US corn futures sagged on Thursday on technical selling and concerns that the US government might soon lower its requirement on the amount of corn-based ethanol blended into fuel for 2014, traders said. Wheat pared gains after top global buyer Egypt said it bought wheat from France and Romania in a tender, and soyabeans fell in light, choppy trading.
At the Chicago Board of Trade as of 12:13 pm CST (1813 GMT), December corn was down 3 cents at $4.26-3/4 a bushel. December wheat was up 1/2 cent at $6.46 a bushel and January soyabeans were down 1 cent at $13.14 a bushel. Documents leaked earlier this year indicated the US Environmental Protection Agency might cut its corn-based ethanol requirement to 13 billion gallons versus the 14.4 billion target in a 2007 law.

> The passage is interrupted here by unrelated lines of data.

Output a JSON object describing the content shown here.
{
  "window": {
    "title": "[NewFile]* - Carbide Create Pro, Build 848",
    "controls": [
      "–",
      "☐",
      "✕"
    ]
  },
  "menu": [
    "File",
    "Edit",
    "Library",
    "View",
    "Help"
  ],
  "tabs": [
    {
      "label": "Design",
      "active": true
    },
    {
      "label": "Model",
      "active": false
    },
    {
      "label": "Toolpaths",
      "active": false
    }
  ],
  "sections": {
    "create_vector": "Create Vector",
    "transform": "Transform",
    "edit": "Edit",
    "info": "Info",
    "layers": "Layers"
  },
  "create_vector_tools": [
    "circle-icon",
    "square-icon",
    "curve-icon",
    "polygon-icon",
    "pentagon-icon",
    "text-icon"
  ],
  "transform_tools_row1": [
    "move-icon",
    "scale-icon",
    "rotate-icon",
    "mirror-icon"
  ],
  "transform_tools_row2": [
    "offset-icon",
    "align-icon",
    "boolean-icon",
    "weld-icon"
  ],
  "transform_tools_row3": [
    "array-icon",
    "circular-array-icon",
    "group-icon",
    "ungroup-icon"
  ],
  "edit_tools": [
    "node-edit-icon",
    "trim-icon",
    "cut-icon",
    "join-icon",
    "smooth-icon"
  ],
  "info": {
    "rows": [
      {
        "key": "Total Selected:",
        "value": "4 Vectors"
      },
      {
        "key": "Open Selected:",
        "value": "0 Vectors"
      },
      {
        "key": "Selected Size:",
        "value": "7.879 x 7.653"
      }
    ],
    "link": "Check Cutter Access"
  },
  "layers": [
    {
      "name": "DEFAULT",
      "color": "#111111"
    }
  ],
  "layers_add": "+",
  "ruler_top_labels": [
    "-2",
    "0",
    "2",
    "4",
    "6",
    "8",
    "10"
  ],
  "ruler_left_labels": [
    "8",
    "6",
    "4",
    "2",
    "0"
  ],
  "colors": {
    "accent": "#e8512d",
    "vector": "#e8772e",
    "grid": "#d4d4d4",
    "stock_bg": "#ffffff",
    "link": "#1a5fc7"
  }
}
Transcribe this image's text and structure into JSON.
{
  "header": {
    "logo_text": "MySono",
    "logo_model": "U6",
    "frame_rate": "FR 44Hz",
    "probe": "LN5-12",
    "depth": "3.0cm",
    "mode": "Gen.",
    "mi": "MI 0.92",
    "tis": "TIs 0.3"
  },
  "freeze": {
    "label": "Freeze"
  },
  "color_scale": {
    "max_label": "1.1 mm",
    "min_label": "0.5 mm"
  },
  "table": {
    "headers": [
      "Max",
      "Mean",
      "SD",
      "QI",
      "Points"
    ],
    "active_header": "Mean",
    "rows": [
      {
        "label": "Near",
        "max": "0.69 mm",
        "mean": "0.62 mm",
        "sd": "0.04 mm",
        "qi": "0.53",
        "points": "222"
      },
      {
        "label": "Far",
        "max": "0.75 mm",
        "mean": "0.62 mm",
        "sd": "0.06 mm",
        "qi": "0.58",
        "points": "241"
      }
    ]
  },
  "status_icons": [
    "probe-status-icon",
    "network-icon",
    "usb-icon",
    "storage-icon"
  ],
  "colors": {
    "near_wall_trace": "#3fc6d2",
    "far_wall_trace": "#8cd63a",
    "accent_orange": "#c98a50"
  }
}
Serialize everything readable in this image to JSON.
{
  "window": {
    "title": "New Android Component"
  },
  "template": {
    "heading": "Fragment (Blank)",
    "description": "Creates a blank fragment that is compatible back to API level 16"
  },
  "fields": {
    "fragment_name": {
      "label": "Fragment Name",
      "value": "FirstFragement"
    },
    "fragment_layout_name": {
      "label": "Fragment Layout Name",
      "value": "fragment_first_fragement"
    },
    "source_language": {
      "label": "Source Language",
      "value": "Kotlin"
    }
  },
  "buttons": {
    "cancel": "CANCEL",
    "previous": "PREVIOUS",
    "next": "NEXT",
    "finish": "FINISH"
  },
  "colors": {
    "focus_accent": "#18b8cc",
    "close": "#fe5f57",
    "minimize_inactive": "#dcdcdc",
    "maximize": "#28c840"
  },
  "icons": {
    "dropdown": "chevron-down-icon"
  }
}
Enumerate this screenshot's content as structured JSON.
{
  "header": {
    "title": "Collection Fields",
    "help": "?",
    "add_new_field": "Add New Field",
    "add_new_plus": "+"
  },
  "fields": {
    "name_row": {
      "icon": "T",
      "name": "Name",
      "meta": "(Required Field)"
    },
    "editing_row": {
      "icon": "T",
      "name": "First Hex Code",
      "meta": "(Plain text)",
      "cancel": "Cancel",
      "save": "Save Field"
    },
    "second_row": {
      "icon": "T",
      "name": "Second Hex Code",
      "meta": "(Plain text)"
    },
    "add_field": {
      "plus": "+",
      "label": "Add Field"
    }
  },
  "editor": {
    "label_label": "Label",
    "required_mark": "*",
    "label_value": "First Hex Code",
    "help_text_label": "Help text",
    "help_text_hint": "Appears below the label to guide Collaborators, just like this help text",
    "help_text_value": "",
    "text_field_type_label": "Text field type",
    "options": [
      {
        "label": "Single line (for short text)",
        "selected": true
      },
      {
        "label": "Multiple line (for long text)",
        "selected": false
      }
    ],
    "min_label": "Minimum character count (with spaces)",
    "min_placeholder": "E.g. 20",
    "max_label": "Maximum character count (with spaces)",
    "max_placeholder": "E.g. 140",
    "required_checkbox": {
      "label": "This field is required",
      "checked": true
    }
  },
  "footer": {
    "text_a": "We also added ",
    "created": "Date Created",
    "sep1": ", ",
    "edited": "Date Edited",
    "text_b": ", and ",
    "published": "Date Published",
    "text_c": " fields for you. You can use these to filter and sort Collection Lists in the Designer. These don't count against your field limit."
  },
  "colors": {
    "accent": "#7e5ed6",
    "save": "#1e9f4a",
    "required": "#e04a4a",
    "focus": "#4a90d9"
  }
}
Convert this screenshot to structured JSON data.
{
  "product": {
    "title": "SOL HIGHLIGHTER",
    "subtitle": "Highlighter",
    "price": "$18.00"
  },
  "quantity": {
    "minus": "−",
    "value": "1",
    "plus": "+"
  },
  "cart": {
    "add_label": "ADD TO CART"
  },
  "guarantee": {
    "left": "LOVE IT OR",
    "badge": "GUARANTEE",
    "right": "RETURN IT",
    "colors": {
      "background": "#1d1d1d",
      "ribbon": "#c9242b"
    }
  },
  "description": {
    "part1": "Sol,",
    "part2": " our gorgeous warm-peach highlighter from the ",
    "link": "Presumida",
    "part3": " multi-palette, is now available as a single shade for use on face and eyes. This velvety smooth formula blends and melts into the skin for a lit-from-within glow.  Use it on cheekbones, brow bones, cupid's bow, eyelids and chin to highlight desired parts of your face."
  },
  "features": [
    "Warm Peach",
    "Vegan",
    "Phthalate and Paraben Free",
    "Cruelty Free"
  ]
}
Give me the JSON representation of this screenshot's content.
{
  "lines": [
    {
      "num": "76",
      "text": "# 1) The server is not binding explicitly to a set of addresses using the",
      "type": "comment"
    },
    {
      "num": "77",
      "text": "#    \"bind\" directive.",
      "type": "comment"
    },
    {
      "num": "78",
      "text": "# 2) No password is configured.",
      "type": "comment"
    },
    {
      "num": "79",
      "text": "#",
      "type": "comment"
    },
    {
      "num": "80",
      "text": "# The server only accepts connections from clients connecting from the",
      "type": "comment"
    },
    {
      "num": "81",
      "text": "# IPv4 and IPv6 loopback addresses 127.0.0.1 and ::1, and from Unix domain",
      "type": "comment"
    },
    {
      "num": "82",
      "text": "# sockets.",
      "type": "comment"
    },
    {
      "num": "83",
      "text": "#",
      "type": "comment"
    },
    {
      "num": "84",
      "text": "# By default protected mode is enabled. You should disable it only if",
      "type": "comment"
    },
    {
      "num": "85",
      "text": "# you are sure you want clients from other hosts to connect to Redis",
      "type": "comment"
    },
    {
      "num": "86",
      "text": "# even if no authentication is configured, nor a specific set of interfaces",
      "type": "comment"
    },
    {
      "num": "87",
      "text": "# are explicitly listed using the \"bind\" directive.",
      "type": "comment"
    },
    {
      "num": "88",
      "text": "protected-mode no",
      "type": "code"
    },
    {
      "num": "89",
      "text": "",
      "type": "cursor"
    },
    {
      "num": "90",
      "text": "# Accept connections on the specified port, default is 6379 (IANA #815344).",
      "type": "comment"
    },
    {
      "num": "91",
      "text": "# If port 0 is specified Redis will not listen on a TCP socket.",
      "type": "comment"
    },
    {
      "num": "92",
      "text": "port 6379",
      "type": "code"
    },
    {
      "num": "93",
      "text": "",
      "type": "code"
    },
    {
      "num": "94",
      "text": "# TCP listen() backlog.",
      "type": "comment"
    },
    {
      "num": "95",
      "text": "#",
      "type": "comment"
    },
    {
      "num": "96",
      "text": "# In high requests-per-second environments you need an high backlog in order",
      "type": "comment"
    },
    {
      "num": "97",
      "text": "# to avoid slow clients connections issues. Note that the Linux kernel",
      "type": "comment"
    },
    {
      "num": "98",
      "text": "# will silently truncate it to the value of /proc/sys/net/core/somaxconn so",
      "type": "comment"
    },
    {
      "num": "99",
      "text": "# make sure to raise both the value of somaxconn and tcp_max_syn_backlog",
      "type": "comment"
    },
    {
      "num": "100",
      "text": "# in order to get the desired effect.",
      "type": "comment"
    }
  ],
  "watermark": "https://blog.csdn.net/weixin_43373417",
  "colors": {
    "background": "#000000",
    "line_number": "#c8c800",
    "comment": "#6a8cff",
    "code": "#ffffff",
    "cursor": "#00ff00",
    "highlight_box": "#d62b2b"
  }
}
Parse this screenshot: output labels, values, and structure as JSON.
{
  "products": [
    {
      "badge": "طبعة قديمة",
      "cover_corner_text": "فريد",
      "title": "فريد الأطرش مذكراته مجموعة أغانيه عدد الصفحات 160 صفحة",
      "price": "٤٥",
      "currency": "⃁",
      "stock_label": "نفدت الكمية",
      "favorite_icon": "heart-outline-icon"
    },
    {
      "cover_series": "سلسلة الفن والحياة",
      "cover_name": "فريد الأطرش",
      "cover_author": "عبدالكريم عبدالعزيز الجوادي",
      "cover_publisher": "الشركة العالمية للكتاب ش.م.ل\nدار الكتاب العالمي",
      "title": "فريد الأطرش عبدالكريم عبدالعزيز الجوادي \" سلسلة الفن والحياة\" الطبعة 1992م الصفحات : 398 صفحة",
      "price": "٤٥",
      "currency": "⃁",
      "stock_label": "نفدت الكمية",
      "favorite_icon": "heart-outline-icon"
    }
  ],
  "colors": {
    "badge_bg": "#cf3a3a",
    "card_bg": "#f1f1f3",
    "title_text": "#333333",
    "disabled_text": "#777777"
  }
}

The US Energy Information Administration reported US ethanol production in the latest week at 927,000 barrels per day, up 25,000 from the previous week, a reflection of strong margins for producers, traders said. The CBOT December contract has fallen in subdued trading since hitting a two-week high of $4.38 on Tuesday, buoyed by a lower-than-expected forecast of US corn ending stocks that was released last week by the US Department of Agriculture.
Wheat turned mixed after Egypt's General Authority for Supply Commodities (GASC) bought 240,000 tonnes of Romanian and French wheat for shipment December 1-15 in an international tender. Egypt is the world's biggest wheat importer, and the purchase was its biggest since August 31. In Paris, January wheat rose 0.98 percent to settle at 205.25 euros a tonne, off its session high of 206.25.
CBOT soyabeans fell in choppy trading, setting back after the January contract set a six-week high at $13.21-1/2 a bushel on the back of recent sales of US soyabeans to China. Traders noted technical resistance above $13.20, preventing the market from rising higher.